William V. Schneiderman was born on December 14, 1905, in Romanovo, Russian Empire, and came with his parents to Chicago at the age of two. In the 1920s, the Schneiderman family moved to Los Angeles. He studied political science at the University of California at Los Angeles but had to drop out to help support his family and completed his degree forty years later.[1][2][3][4][6]
In 1936, Schneiderman returned to the States to become state secretary of the Communist Party, a position he held until 1957.[1][2][3][4] For much of his life, he worked as an accountant to support his family.[1][3][4][5]
On February 13, 1948, the Daily People's World (now People's World) mentioned that Schneiderman had written an introduction for a new version of the Manifesto of the Communist Party called The Communist Manifesto in Pictures.[10][11]
During testimony on May 6, 1949, Paul Crouch spoke at length about efforts by the CPUSA to continue to infiltrate the U.S. Army. He also mentioned alleged communists known to him, including Harry Bridges (strike organizer), Schneiderman (California CP), J. Robert Oppenheimer (atomic scientist), and Haakon Chevalier (translator).[12]
In 1964, Schneiderman stepped down as chairman of the Communist Party of California.[1][3][4][5][6]
In 1927, when becoming a citizen, Schneiderman had to claim he was a person "attach[ed] to the principles of the Constitution." In 1939, the US government sought to revoke his citizenship shortly after Joseph Stalin reversed Soviet (Comintern) foreign policy by signing the Hitler-Stalin Pact.[7] In 1939, a federal judge ruled for Schneiderman's deportation because he had lied about political affiliation when becoming a citizen.[1][6]
Future California attorney general Robert W. Kenny defended him but lost, and Schneiderman lost his citizenship.[6]
Carol Weiss King's co-representation of Schneiderman exemplifies her success in enlisting other (male) attorneys to work for free on key constitutional cases — in this case, recruiting Willkie to represent Schneiderman before the Supreme Court. King won this case in 1943, preventing the Government's revocation of the Communist Party leader's citizenship.[14] Support had come from the American Committee for the Protection of Foreign Born, of which King and Kenny were members, as they were also members of the National Lawyers Guild. Schneiderman was the American Committee for the Protection of Foreign Born's second major victory, following work for Harry Bridges, leader of the International Longshoremen's Association (ILA) during the 1934 West Coast waterfront strike.[15]
In 1949, Schneiderman and 14 other California party leaders found themselves indicted and then convicted under the Smith Act for trying to overthrow the government. The defendants were: Loretta Starvus Stack, Al Richmond, Dorothy Healey, Rose Chernin Kunitz, Albert J. Lima, Philip Marshall Connelly, Ernest Otto Fox, Carl Rude Lambert, Henry Steinberg, Oleta O'Connor Yates, and Mary Bernadette Doyle.[1][2][3][4][5][6] The trial lasted six months, the longest to date in Los Angeles history.[6] All 15 people received convictions with five-year sentences and $1,000 fines.[6] When the case closed in 1952, Schneiderman attributed it to "prejudice and hysteria" and predicted that "the time will come when our country will not look back with pride on prosecutions of this kind."[5]
Schneiderman married Leah; they had one daughter.[1][2][3][4]
William V. Schneiderman died age 79 on January 29, 1985, in a hospital in San Francisco.[2][3][4][5][6]
At the time of his death, United Press International (UPI) reported his title as "Chairman of the Communist Party of California," which newspapers used around the country when reprinting the UPI news item.[1][3][4] (Newspapers that did not use UPI used titles like "head of the Communist Party in California" like the San Francisco Examiner[5] or "California Communist Party leader" like the Los Angeles Times''.[6])
Legacy
At the time of his death, Schneiderman's wife said:
Bill was a very gentle man who did not believe in force and violence... He was a true believer.

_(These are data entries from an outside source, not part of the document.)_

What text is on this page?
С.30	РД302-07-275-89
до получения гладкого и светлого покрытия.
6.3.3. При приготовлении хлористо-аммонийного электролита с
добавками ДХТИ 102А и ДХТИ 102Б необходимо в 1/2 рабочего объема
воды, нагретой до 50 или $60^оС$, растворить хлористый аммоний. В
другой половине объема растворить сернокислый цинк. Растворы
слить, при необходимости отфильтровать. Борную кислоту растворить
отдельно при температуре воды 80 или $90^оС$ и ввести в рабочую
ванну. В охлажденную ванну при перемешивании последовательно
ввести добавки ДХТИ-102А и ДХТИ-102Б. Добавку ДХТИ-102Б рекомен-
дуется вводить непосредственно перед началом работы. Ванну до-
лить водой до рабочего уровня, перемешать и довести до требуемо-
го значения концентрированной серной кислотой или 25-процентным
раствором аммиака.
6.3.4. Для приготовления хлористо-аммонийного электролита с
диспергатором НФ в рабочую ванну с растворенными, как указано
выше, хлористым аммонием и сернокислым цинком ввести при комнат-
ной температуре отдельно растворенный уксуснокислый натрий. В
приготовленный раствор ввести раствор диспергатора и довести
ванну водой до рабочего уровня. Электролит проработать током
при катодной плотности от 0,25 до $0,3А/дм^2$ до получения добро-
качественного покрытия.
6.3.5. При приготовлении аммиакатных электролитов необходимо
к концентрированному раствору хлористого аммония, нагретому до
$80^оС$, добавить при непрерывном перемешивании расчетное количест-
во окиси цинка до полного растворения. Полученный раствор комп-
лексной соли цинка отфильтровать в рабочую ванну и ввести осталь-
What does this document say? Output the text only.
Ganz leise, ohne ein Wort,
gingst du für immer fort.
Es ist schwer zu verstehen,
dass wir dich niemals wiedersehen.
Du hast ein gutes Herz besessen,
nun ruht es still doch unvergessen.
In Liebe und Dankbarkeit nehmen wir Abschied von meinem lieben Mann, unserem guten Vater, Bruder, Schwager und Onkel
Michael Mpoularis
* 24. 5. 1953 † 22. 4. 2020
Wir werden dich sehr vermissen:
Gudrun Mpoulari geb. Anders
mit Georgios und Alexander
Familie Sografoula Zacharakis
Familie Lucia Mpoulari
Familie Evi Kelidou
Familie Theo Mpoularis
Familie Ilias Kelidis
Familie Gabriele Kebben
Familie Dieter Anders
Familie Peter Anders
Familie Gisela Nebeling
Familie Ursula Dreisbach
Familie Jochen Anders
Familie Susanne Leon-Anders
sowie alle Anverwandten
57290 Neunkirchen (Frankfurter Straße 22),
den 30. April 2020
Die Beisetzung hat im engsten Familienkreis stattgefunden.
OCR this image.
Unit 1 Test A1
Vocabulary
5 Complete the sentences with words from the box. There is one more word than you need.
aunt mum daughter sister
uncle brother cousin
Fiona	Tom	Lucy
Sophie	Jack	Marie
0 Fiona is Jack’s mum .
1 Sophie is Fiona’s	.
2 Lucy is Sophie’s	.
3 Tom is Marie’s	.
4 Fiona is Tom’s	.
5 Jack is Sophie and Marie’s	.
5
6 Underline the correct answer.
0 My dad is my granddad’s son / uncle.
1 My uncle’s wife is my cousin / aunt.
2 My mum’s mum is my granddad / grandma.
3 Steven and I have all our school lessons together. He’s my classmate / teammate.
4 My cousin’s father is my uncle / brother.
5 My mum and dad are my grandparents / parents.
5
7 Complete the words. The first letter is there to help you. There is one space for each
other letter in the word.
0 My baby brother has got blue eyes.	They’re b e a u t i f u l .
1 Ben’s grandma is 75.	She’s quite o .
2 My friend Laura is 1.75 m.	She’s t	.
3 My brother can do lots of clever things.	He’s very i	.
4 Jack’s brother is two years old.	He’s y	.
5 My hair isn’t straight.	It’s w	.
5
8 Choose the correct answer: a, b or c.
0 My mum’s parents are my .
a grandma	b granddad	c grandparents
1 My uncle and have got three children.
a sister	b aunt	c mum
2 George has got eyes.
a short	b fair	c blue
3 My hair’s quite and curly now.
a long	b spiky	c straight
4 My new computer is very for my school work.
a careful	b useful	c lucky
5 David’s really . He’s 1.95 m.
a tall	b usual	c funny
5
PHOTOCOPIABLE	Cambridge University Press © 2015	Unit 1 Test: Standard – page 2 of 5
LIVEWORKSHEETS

He was aware of errors, but he never broke with the party.[5][6]
The Labor Archives and Research Center of San Francisco State University houses Schneiderman's papers. The collect includes correspondence, leaflets, clippings, pamphlets, memoranda, reports, and hearing transcripts. It also includes a draft for Dissent on Trial including one unpublished chapter.[2]